MET Rishikul Vidyalaya is a private co-educational registered International Cambridge day school in Mumbai, Maharashtra, India which is managed by the Mumbai Educational Trust. The school was established in 2002 and offers the Cambridge Primary Programme, and the Cambridge Curriculum at Secondary 1 and 2. It prepares students for the International General Certificate for Secondary Education). The school also offers AS & A Level in Science and Commerce stream. Chhagan Bhujbal is the chairperson of the school.

System of Education

Pre-School 
The pre-school comprises the Mother Toddler, Nursery, Jr. Kindergarten and Sr. Kindergarten.

Primary school 
The primary school comprises Grades 1-5. The school is a part of the Cambridge International Primary Programme with the AV Team LLC.

Secondary school 
The school follows the Cambridge curriculum in Secondary 1 (Grades 6 to 8) and Secondary 2 (Grades 9 and 10). It prepares students for the International General Certificate for Secondary Education program.

AS & A Level 
The school offers AS & A Levels which are equivalent to 11th and 12th grades. MET Rishikul Vidyalaya is affiliated with the Cambridge International Assessment Examinations.

Student Council 
The school has four houses: Shivaji (Red), Tagore (Green), Gandhi (Yellow) and Ashoka (Blue) which compete for the house cup throughout the year. Each house has a captain and a house teacher.

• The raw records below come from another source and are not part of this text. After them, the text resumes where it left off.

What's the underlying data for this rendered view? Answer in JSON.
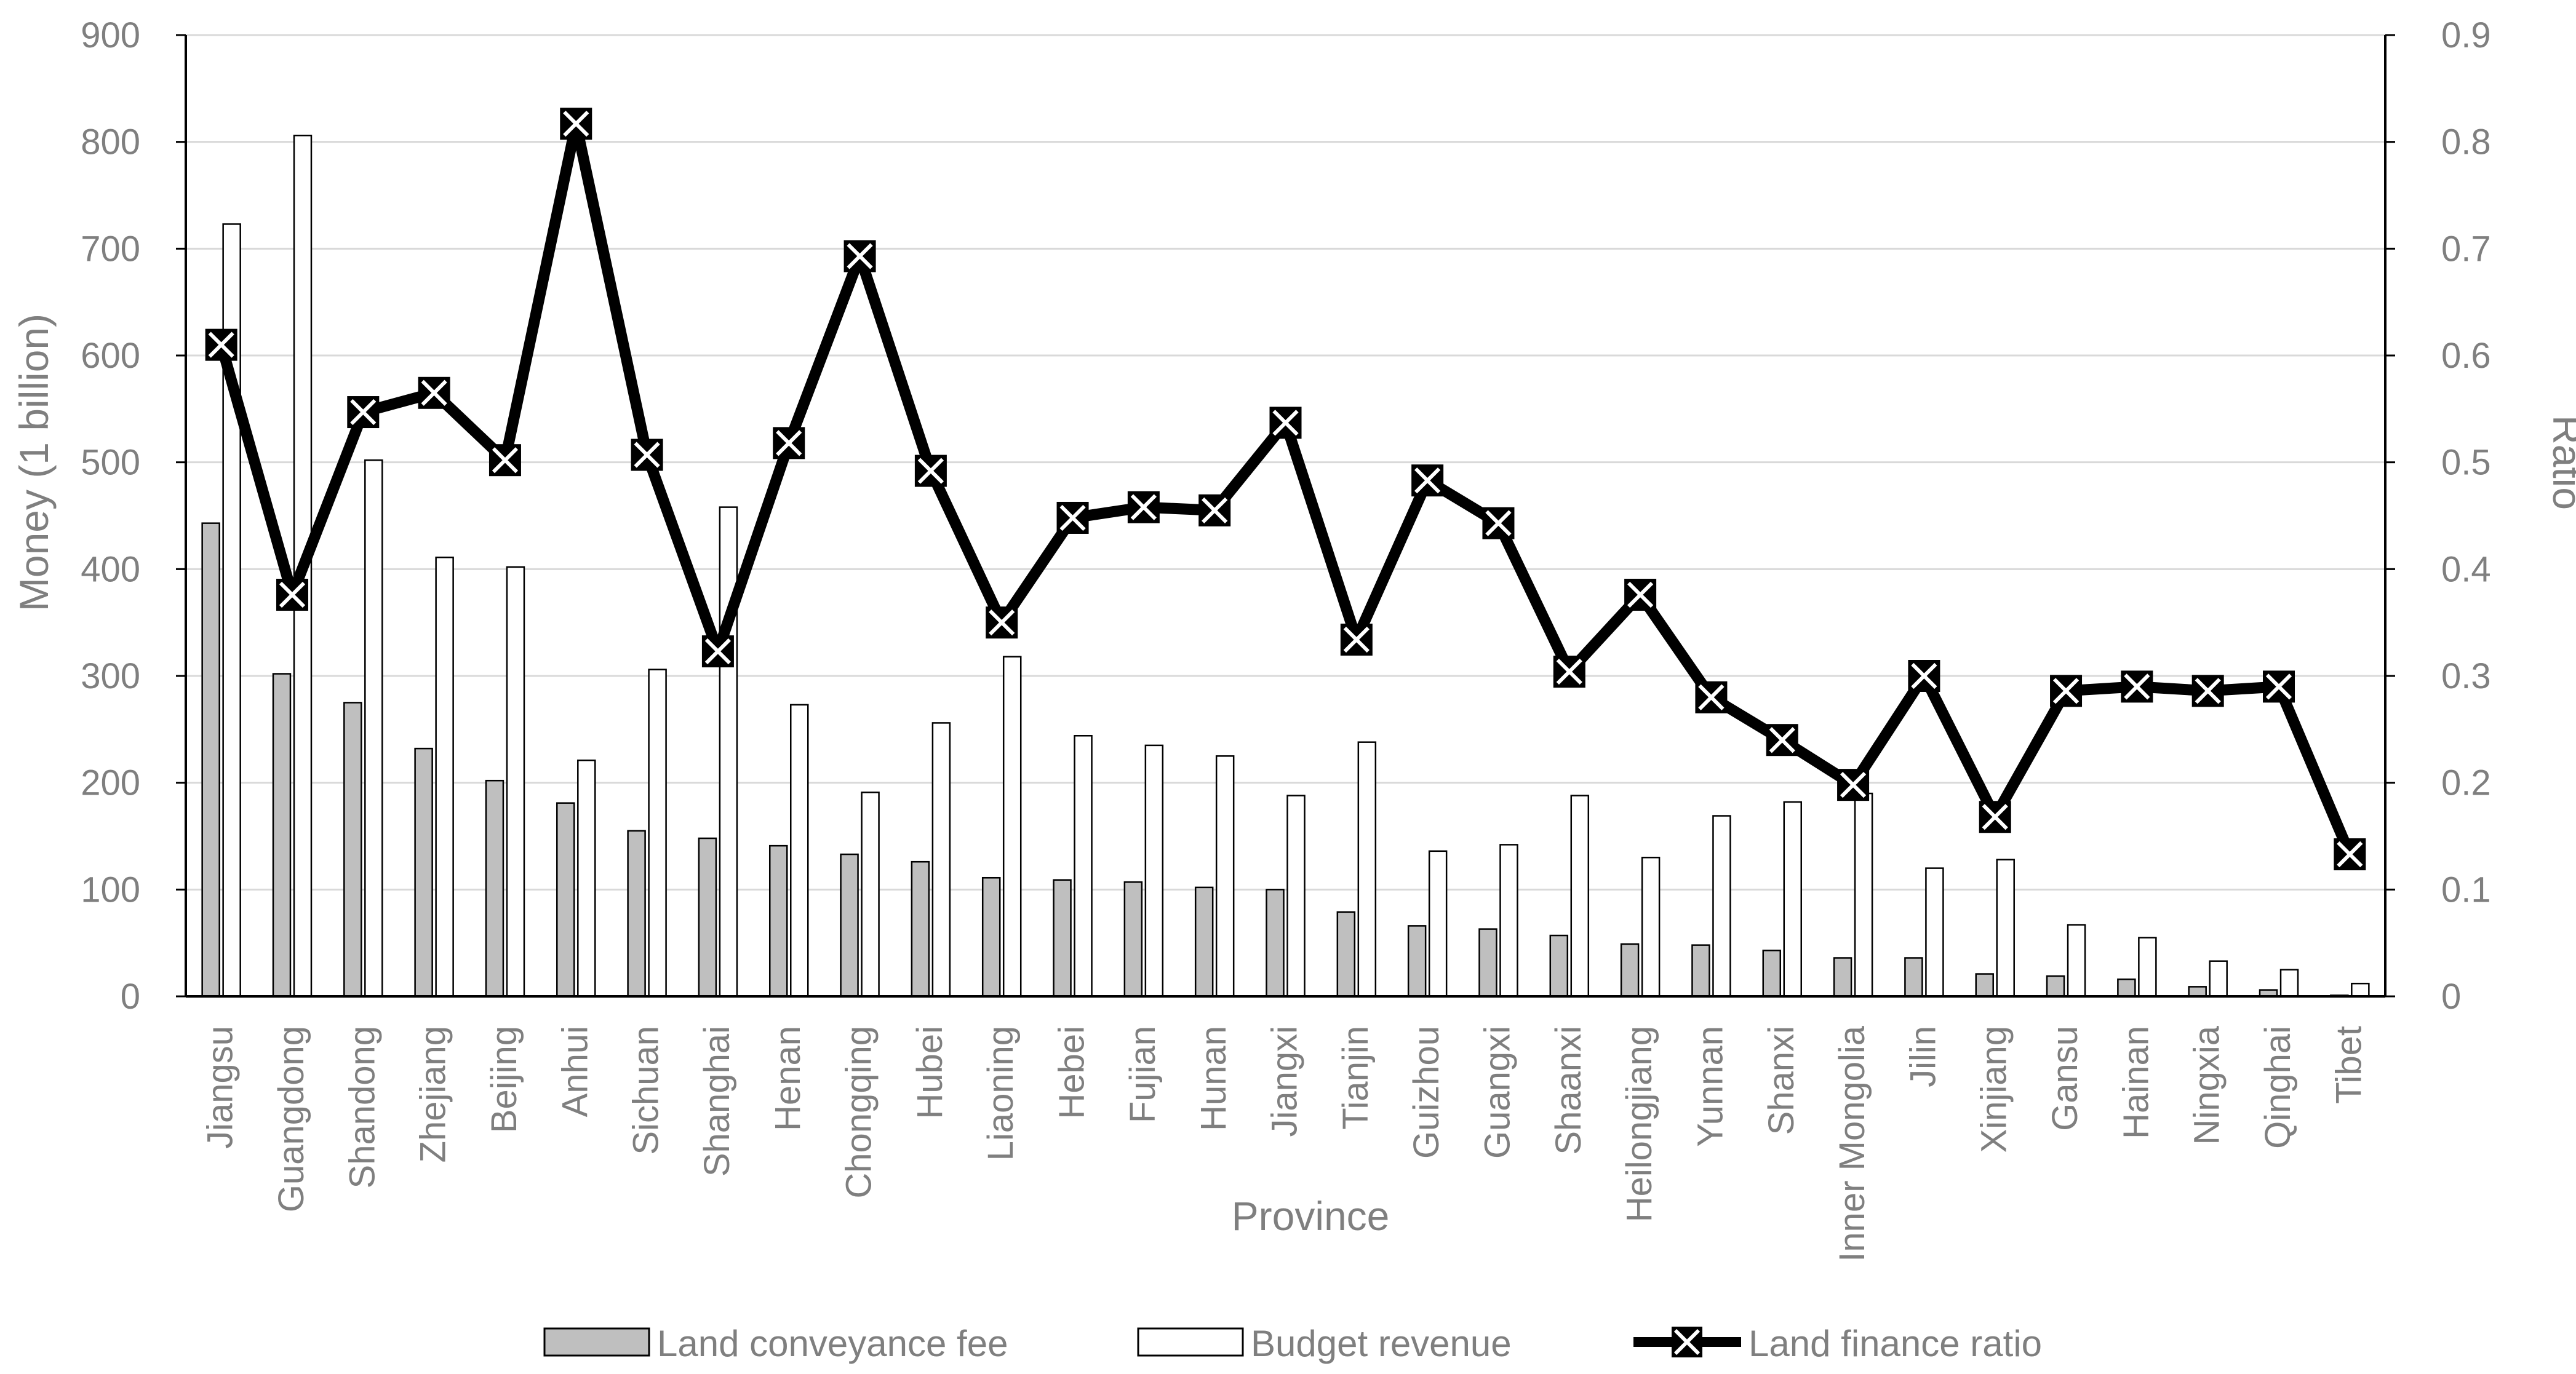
{
  "chart_data": {
    "type": "bar",
    "xlabel": "Province",
    "ylabel": "Money (1 billion)",
    "y2label": "Ratio",
    "ylim": [
      0,
      900
    ],
    "y2lim": [
      0,
      0.9
    ],
    "yticks": [
      "0",
      "100",
      "200",
      "300",
      "400",
      "500",
      "600",
      "700",
      "800",
      "900"
    ],
    "y2ticks": [
      "0",
      "0.1",
      "0.2",
      "0.3",
      "0.4",
      "0.5",
      "0.6",
      "0.7",
      "0.8",
      "0.9"
    ],
    "categories": [
      "Jiangsu",
      "Guangdong",
      "Shandong",
      "Zhejiang",
      "Beijing",
      "Anhui",
      "Sichuan",
      "Shanghai",
      "Henan",
      "Chongqing",
      "Hubei",
      "Liaoning",
      "Hebei",
      "Fujian",
      "Hunan",
      "Jiangxi",
      "Tianjin",
      "Guizhou",
      "Guangxi",
      "Shaanxi",
      "Heilongjiang",
      "Yunnan",
      "Shanxi",
      "Inner Mongolia",
      "Jilin",
      "Xinjiang",
      "Gansu",
      "Hainan",
      "Ningxia",
      "Qinghai",
      "Tibet"
    ],
    "series": [
      {
        "name": "Land conveyance fee",
        "kind": "bar",
        "color": "#bfbfbf",
        "values": [
          443,
          302,
          275,
          232,
          202,
          181,
          155,
          148,
          141,
          133,
          126,
          111,
          109,
          107,
          102,
          100,
          79,
          66,
          63,
          57,
          49,
          48,
          43,
          36,
          36,
          21,
          19,
          16,
          9,
          6,
          1
        ]
      },
      {
        "name": "Budget revenue",
        "kind": "bar",
        "color": "#ffffff",
        "values": [
          723,
          806,
          502,
          411,
          402,
          221,
          306,
          458,
          273,
          191,
          256,
          318,
          244,
          235,
          225,
          188,
          238,
          136,
          142,
          188,
          130,
          169,
          182,
          190,
          120,
          128,
          67,
          55,
          33,
          25,
          12
        ]
      },
      {
        "name": "Land finance ratio",
        "kind": "line",
        "axis": "right",
        "color": "#000000",
        "values": [
          0.61,
          0.376,
          0.547,
          0.565,
          0.502,
          0.817,
          0.507,
          0.323,
          0.518,
          0.693,
          0.492,
          0.35,
          0.448,
          0.458,
          0.455,
          0.537,
          0.334,
          0.483,
          0.443,
          0.304,
          0.376,
          0.28,
          0.24,
          0.198,
          0.3,
          0.168,
          0.286,
          0.29,
          0.286,
          0.29,
          0.133
        ]
      }
    ],
    "legend_position": "bottom-center"
  }
}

The council's core positions are: Head Boy and Head Girl. The council is democratic, and changed in July every year.

Events

Annual Day 
The school has an annual day known as 'Anandvan', translating to 'the festival of joy'.

Green Mela 
The PTA members of the school host an annual Green Mela, which is a carnival based around eco-friendly activities and games.

Achievements 
The school is very environmental-friendly and has won the 'Best Performing School Award' by The Energy and Resources Institute and the World Education 'Green Campus Award'. It has won the International School Award from the British Council from 2017-2020. School students are extremely active and keep winning curricular and extra-curricular competitions at state and national level.